Prompting Techniques

A working reference for how to prompt, not just what the terms mean (for definitions, see AI Engineering Terms). Each technique: what it does, when to reach for it, and the shape of it. Ordered roughly from foundation to production habit.

Foundations

Be specific and give the model a role. A vague ask gets a vague answer. State the role, the audience, the format, and the constraints up front — “You are a senior tax accountant. Explain this to a CFO in three bullets, no jargon.” The role (system prompt) sets persona and rules for the whole session; the user turn carries the specific task. Most “the model is dumb” problems are actually under-specified prompts.

Show examples (few-shot) when format or judgment matters. Instead of describing the output you want, paste two or three worked input→output pairs and let the model infer the pattern. The cheapest way to steer behavior before you reach for fine-tuning. Use it when the task has a consistent shape (classification, extraction, a house style) that’s easier to demonstrate than to describe. Zero-shot (no examples) is fine for simple, common tasks — add examples only when zero-shot drifts.

Put the facts in the prompt — don’t trust memory. A model answers from training data unless you give it the source. For anything current, private, or domain-specific, retrieve the relevant text and paste it in, then instruct “answer only from the context above; if it’s not there, say so.” This is the prompt-side of RAG and the main defense against confident hallucination.

Getting better reasoning

Ask for step-by-step reasoning (chain-of-thought). For anything multi-step — math, logic, planning, debugging — “think through it step by step before answering” measurably improves correctness, because the model works through intermediate steps instead of blurting a guess. Note: dedicated reasoning models (o-series, R1-style) already do this internally, so you don’t need to ask — and asking can even hurt. Use explicit CoT on standard models; skip it on reasoning models.
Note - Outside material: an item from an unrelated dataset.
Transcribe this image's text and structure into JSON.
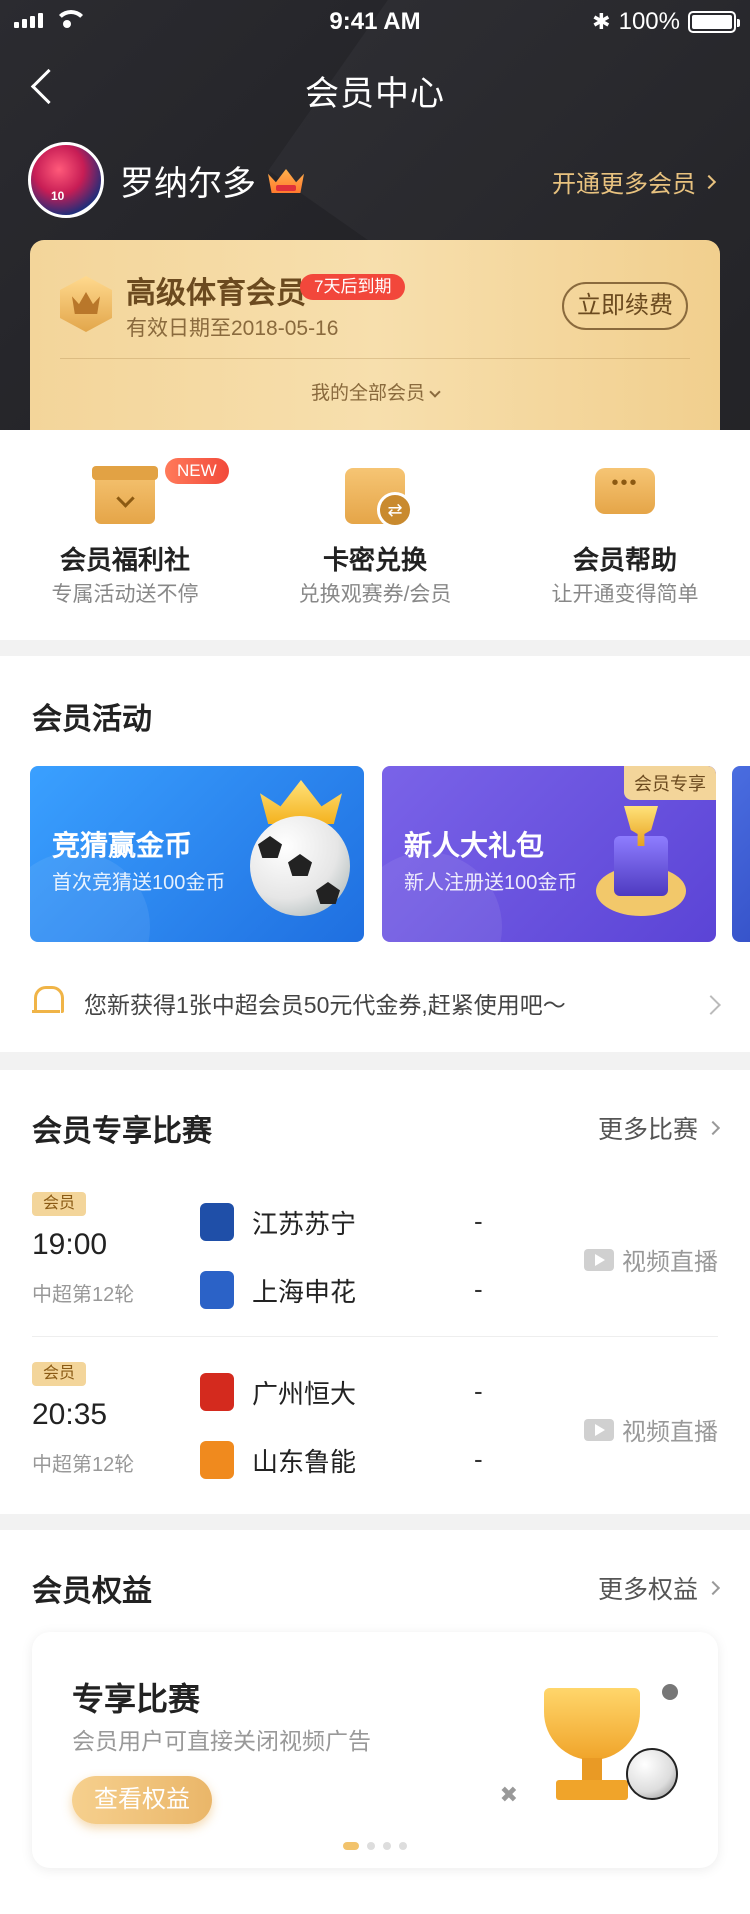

Break a big task into chained prompts (decomposition). Don’t ask one mega-prompt to do five things. Split it: one prompt extracts, the next validates, the next drafts, the next critiques. Each step has a small, sharp context and is independently testable. This also dodges quality fall-off from a bloated context (see context degradation).

Sample several times and take the consensus (self-consistency). For a high-stakes call where the model wobbles, run the same prompt 3–5 times (or across different models) and vote / pick the majority answer. Trades cost for reliability. Pallet does a version of this with cross-model agreement on extracted fields.

Have it critique and revise its own answer (reflection). “Now review your answer for errors and fix them.” Sometimes catches mistakes — but it’s unreliable on its own; models often defend a wrong first answer rather than catch it. Treat it as a cheap improvement, not a safety net. Real safety comes from external evals and a human check.

Structure & control

Demand structured output. When code consumes the result, force a fixed schema (JSON, a function signature) rather than free text — “return {amount: number, currency: string, confidence: number} and nothing else.” This is the backbone of tool calling and extraction pipelines; it turns prose into something a program can rely on.

Use clear delimiters and sections. Separate instructions from data from examples with obvious markers (headers, triple-backticks, or XML-style tags). It stops the model from confusing your instructions with the content it’s supposed to process, and makes long prompts legible to you later.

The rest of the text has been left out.